What woman doesn’t want to be attractive⁉️

In fact, women who push for this idea of putting forth our intelligence and strength deeply desire to be attractive and beautiful, but have let that ship sail because they didn’t think they could “win” in that arena. (Hand over mouth. 🤭 Yes she said it .)

Do you know that insecurity tells us not to play games we don’t think we can win?

So when a woman doesn’t believe she is beautiful or a man doesn’t feel he is attractive, they will only play the game they know can win.

This will often show up as overcompensating in one area to the exclusion of another.

This push for intelligence and respect apart from sexuality is just that.

If you are content in who you are, confident in yourself and at peace, you don’t need to push for anything because you get to have it all.

A confident women gets what she wants. It comes to her with ease.

A confident woman embodies the sexiest most attractive energetic force – love.

Love of self and love of others – two sides of the same coin.

She doesn’t need to try.

She doesn’t need to bait or manipulate.

Her beauty isn’t used against men.

Her beauty IS. And her beauty awakens the man within the man. who now wants to give to her. To go out of his way for her. To listen to her. To open his heart to her.

A confident women doesn’t need to wave her intelligence badge in a man’s face to earn respect.

A man naturally respects a woman who knows her worth.

She rests in who she is and her essence does the work for her.

She glows, radiating light which attracts on a level deeper than mere appearance.

She is inviting, unafraid, relaxed, open, mysterious, deep and safe.

And it feels good (damn good) to be around her.

A confident woman is enchanting and holds the answers to the questions of your heart.

Listen. There is something about a woman who knows who she is, what she is worth and what belongs to her.

When it comes to the advice to just stick to being smart and doing good, I’ll keep doing things my way instead.

It shouldn’t be this or that.

It’s all of the above.

You get to have it all, to be it all.

I am intelligent.
I am worthy of respect.
I am a lover and a giver.
I am beautiful and sexy.

I am the full package.

And so are you.

Why would this be upsetting to anyone?

If another woman is upset with you over your confidence and beauty, she is not truly upset with you at all. She is upset with herself.

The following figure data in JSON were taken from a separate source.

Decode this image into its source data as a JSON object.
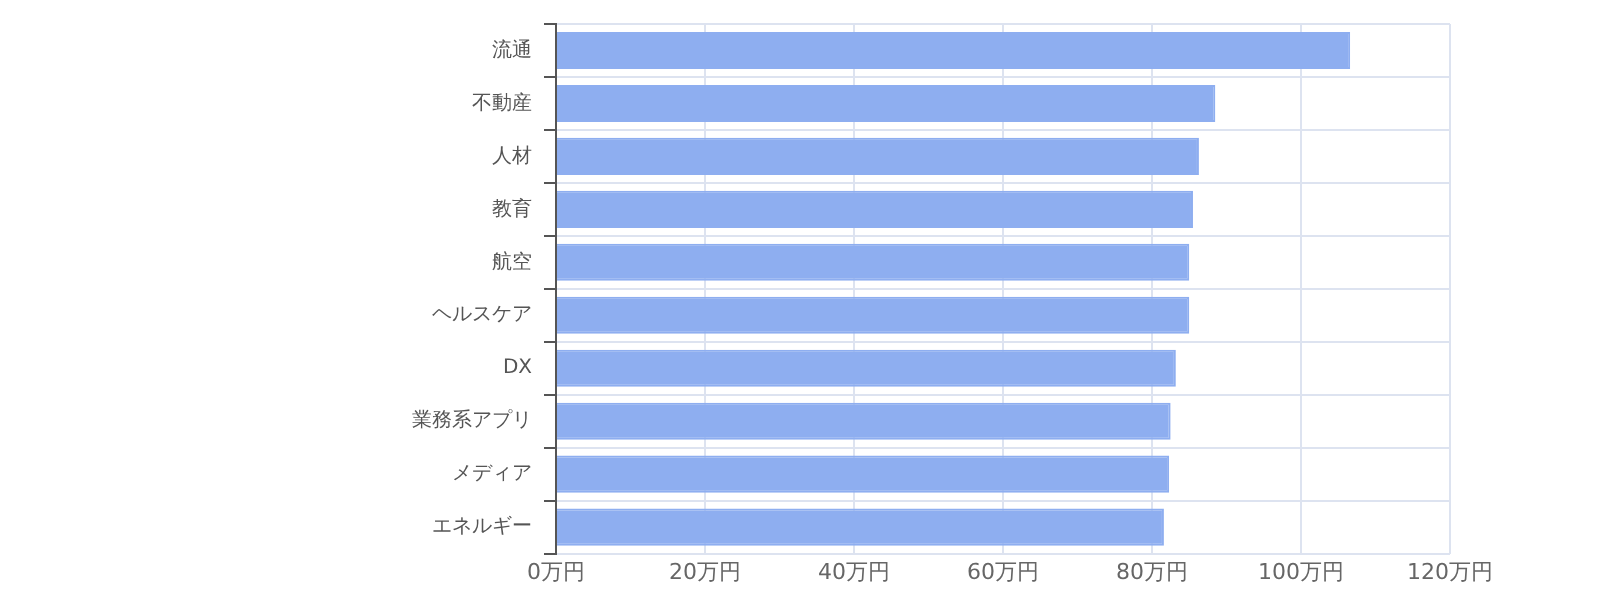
{
  "chart_data": {
    "type": "bar",
    "orientation": "horizontal",
    "categories": [
      "流通",
      "不動産",
      "人材",
      "教育",
      "航空",
      "ヘルスケア",
      "DX",
      "業務系アプリ",
      "メディア",
      "エネルギー"
    ],
    "values": [
      106.6,
      88.5,
      86.3,
      85.5,
      85,
      85,
      83.2,
      82.5,
      82.3,
      81.6
    ],
    "color": "#8eaef0",
    "xlim": [
      0,
      120
    ],
    "xticks": [
      {
        "value": 0,
        "label": "0万円"
      },
      {
        "value": 20,
        "label": "20万円"
      },
      {
        "value": 40,
        "label": "40万円"
      },
      {
        "value": 60,
        "label": "60万円"
      },
      {
        "value": 80,
        "label": "80万円"
      },
      {
        "value": 100,
        "label": "100万円"
      },
      {
        "value": 120,
        "label": "120万円"
      }
    ],
    "grid": true
  }
}
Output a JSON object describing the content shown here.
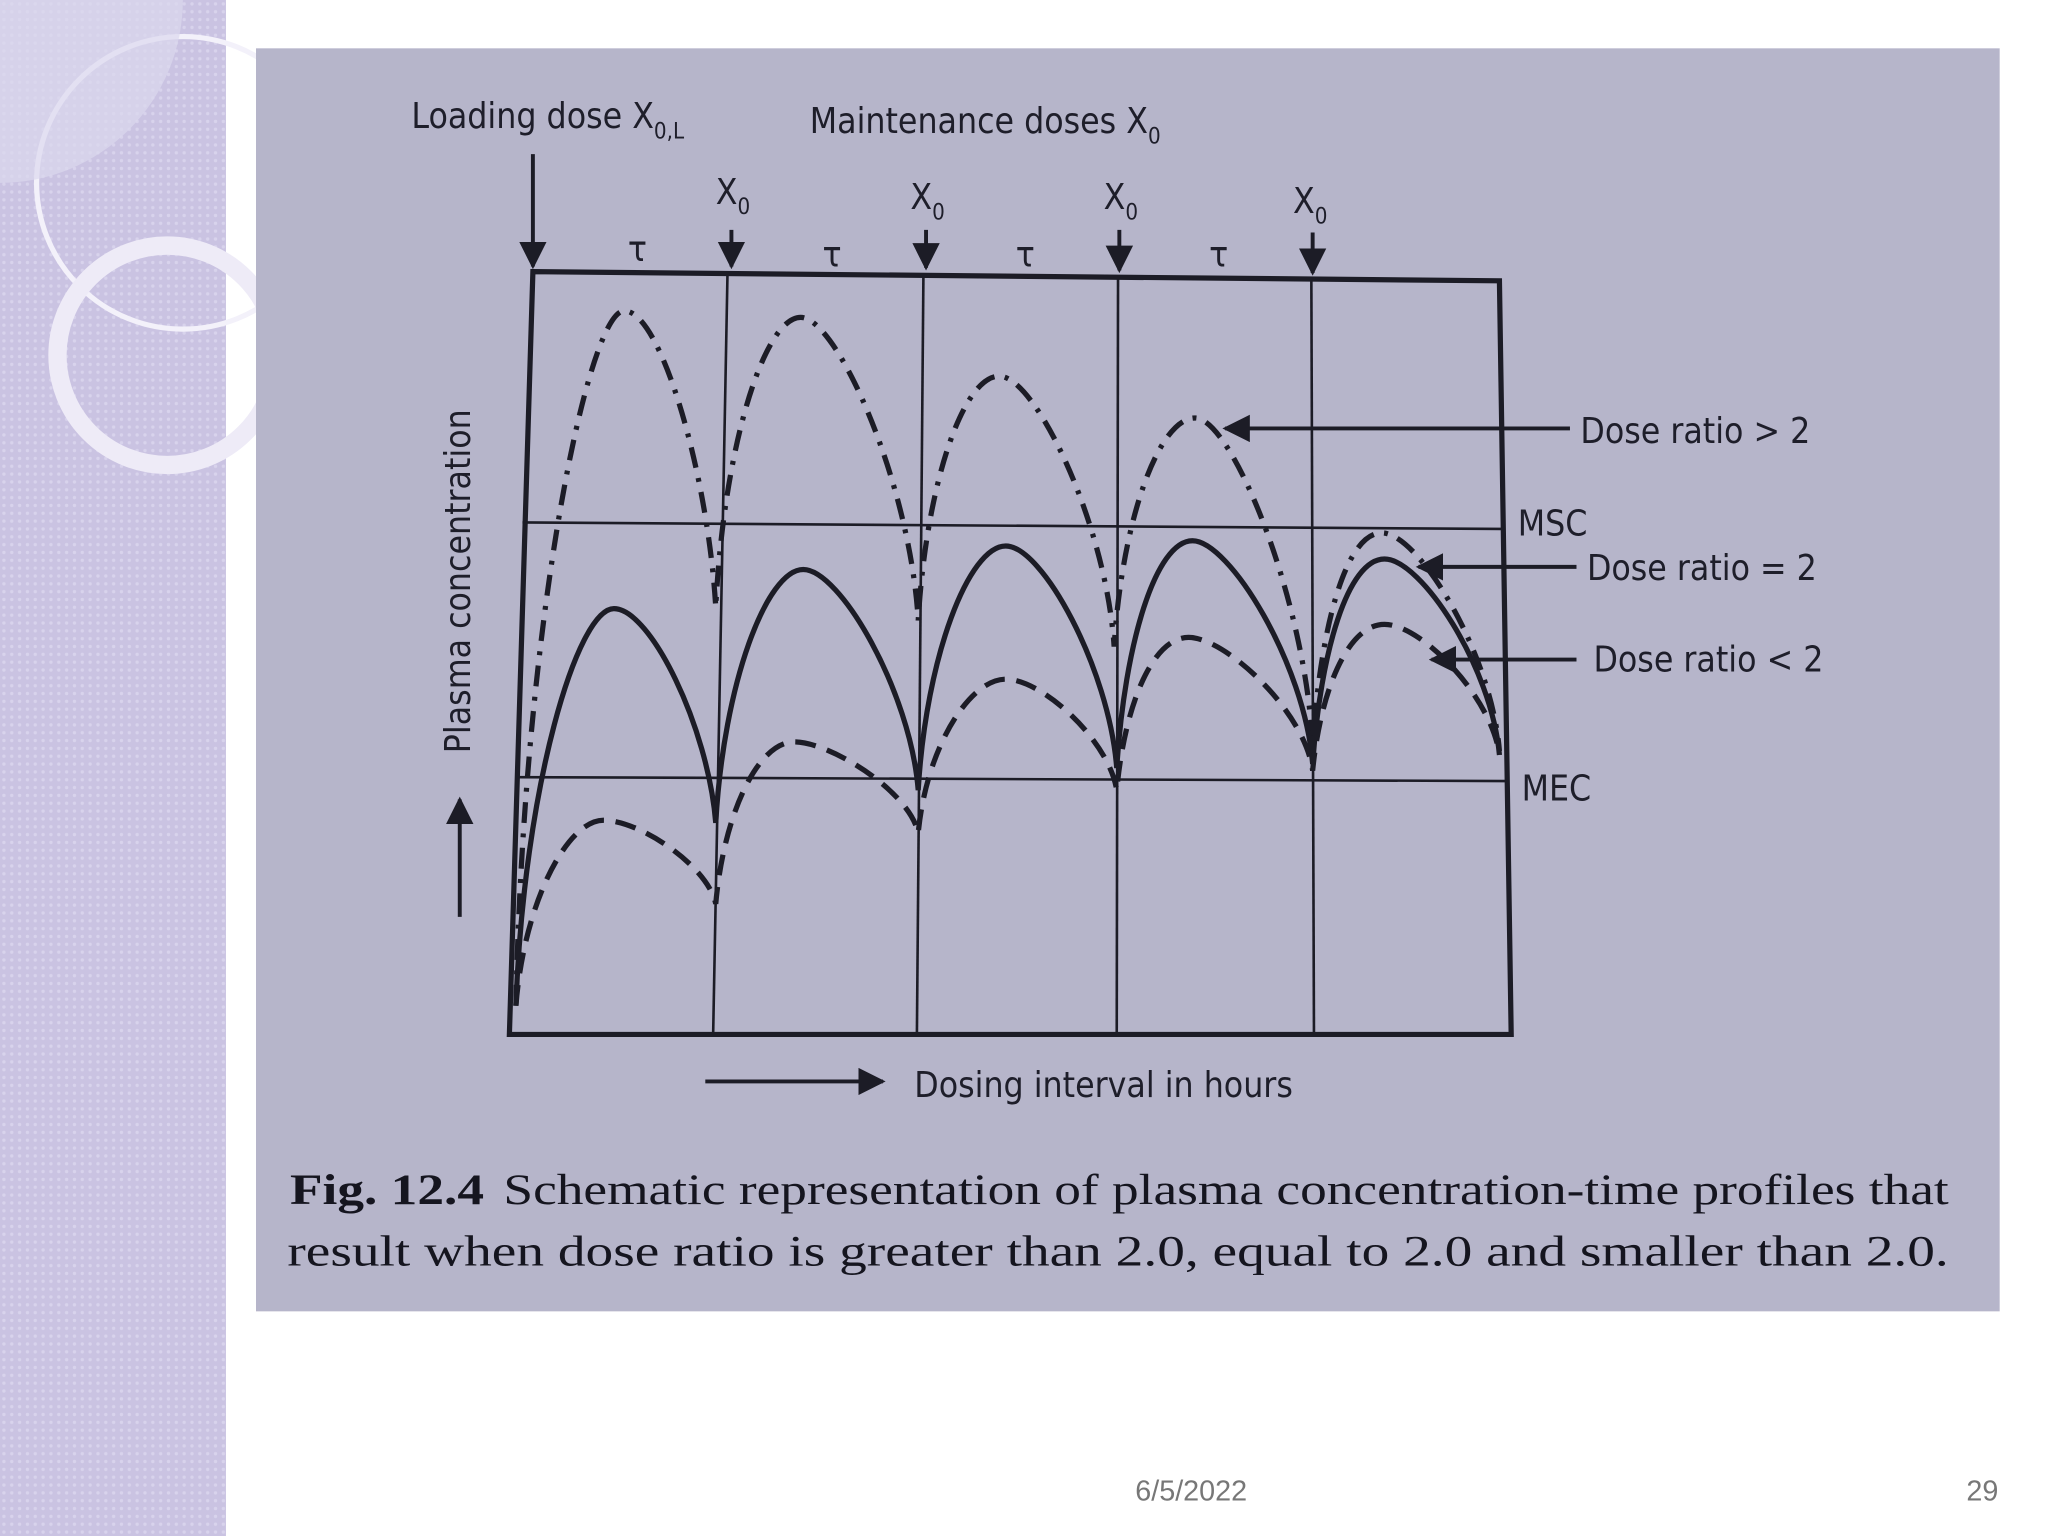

She thinks you have something she doesn’t. Which isn’t true. It’s a matter of what you choose to access and what she does not.

If you are the one who feels that way, may I offer a notion – that your frustration isn’t really with me or any other confident beautiful woman.

If you are experiencing another woman’s frustration, understand it is really with herself because she bought into a BS story about herself.

Your confidence touches on her insecurity.

What I would be thinking if I were you:

Instead of being upset with the bold way I show up, ask me how the f*ck I dropped insecurity for good.

Why not come and talk to me about how to embody all of your beauty?

I actually care about you.

I actually want you to be free.

I actually want you to know how beautiful you are inside and out.

I actually do this because I love you.

I can’t be anything other than that.

But if you judge me, shut me out or shun me, then you won’t be able to learn from me or receive from me.

And worse, you’ll be stuck in insecurity.

Look babe. I know there were some mean b*tches who tried to hurt you out of their own hurt. But not all women are competing.

Some actually want to help others rise up. I’m one of them.

Always,

Colette

P.S.  Love, you don’t have to be afraid anymore.